Fataomata Sompare was about to get off a bus in Rome when a teenage girl started screaming that she had the virus.
Local media reported that some of the girl's relatives subsequently beat the woman.
"They told me that I had Ebola and that I had to get off the bus,"the 26-year-old victim, who has been living in Italy for four years, told Italian newspaper Il Messaggero.
Sompare, who sustained some injuries during the attack, was taken to hospital after some people at Grotte Celoni Tube station, in the east of the city, managed to rescue her from the attackers.
Her partner Alessandro Corbelli, who deemed the attack "shameful", said Sompare was attacked "only because she's black. [She is] a victim of racism which is now rampant in this city."
Ebola Outbreak Causes Scaremongering
Fears over the virus outbreak, which has killed more than 4,900 people in Sierra Leone, Guinea and Liberia are leading to a surge in racist and discriminatory attacks.
Sompare's beating follows the case of a girl who was banned from a school in Rome, after returning from a trip to Uganda, which so far has not reported any Ebola case.
The three-year-old child was prevented from returning to a school in Fiumicino over fears she had contracted the deadly virus.
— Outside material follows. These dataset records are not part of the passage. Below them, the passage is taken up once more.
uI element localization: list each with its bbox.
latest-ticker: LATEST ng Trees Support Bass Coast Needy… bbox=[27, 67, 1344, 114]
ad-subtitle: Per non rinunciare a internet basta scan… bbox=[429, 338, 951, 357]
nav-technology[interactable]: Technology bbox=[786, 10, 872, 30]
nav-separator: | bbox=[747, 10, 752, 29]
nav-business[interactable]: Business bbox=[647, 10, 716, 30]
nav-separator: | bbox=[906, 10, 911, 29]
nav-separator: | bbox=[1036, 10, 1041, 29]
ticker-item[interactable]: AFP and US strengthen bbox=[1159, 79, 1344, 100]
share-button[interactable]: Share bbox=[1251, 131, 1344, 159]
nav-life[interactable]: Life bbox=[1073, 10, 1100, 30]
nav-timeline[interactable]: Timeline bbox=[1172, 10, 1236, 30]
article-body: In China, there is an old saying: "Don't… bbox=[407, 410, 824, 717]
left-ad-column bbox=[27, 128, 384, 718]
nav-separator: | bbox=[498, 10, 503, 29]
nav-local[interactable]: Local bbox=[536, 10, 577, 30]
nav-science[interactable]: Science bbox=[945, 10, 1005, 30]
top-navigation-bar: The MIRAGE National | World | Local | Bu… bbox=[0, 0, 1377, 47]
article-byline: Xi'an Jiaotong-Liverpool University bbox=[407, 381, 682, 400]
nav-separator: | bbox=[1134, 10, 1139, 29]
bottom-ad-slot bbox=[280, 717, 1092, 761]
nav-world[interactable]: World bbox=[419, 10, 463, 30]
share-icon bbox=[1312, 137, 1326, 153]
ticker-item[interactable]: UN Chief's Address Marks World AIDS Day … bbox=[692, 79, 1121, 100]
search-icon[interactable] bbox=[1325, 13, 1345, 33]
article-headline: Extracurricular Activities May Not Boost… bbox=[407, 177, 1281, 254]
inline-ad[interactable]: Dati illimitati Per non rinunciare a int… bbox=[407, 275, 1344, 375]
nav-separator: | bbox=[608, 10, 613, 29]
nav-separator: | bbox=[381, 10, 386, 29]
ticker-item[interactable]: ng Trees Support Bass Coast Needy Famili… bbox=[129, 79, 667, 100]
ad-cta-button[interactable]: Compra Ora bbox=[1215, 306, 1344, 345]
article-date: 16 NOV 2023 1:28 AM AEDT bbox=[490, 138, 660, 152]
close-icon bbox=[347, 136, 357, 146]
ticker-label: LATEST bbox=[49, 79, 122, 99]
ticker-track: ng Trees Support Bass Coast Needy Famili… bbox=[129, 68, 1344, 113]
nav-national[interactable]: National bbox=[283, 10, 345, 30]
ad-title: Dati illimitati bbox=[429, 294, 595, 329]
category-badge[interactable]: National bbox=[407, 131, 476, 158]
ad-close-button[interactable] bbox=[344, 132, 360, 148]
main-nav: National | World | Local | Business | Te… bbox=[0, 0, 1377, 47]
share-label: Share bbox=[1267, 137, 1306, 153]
Italy's health ministry reacted with outrage to the episode and published a statement on its website in which it said: "The minister of health, Beatrice Lorenzin, expresses her solidarity with the family of the young girl and notes that Uganda is not a country affected [by Ebola] and is very far from the area in West Africa struck by Ebola.
"The minister wants to remind that Italy has so far not reported any Ebola case and the risk of contagion is very low. Therefore, scaremongering is not justified."
Esterino Montino, Fiumicino's mayor, appealed for calm and said "fears should not be transformed into discrimination."
Episodes of discriminatory behaviours over Ebola fears have also occurred in other countries.
In the US, a school in New Jersey sparked controversy after it required its nurse to monitor the health of the pupils for 21 days, the incubation period of the virus. The decision was motivated by the presence of two Rwandan students in the building.
Parents consequently panicked that their children could have contracted Ebola from two Rwandan students in the school.
The families of the two Rwandan children then agreed to keep them at home for 21 days.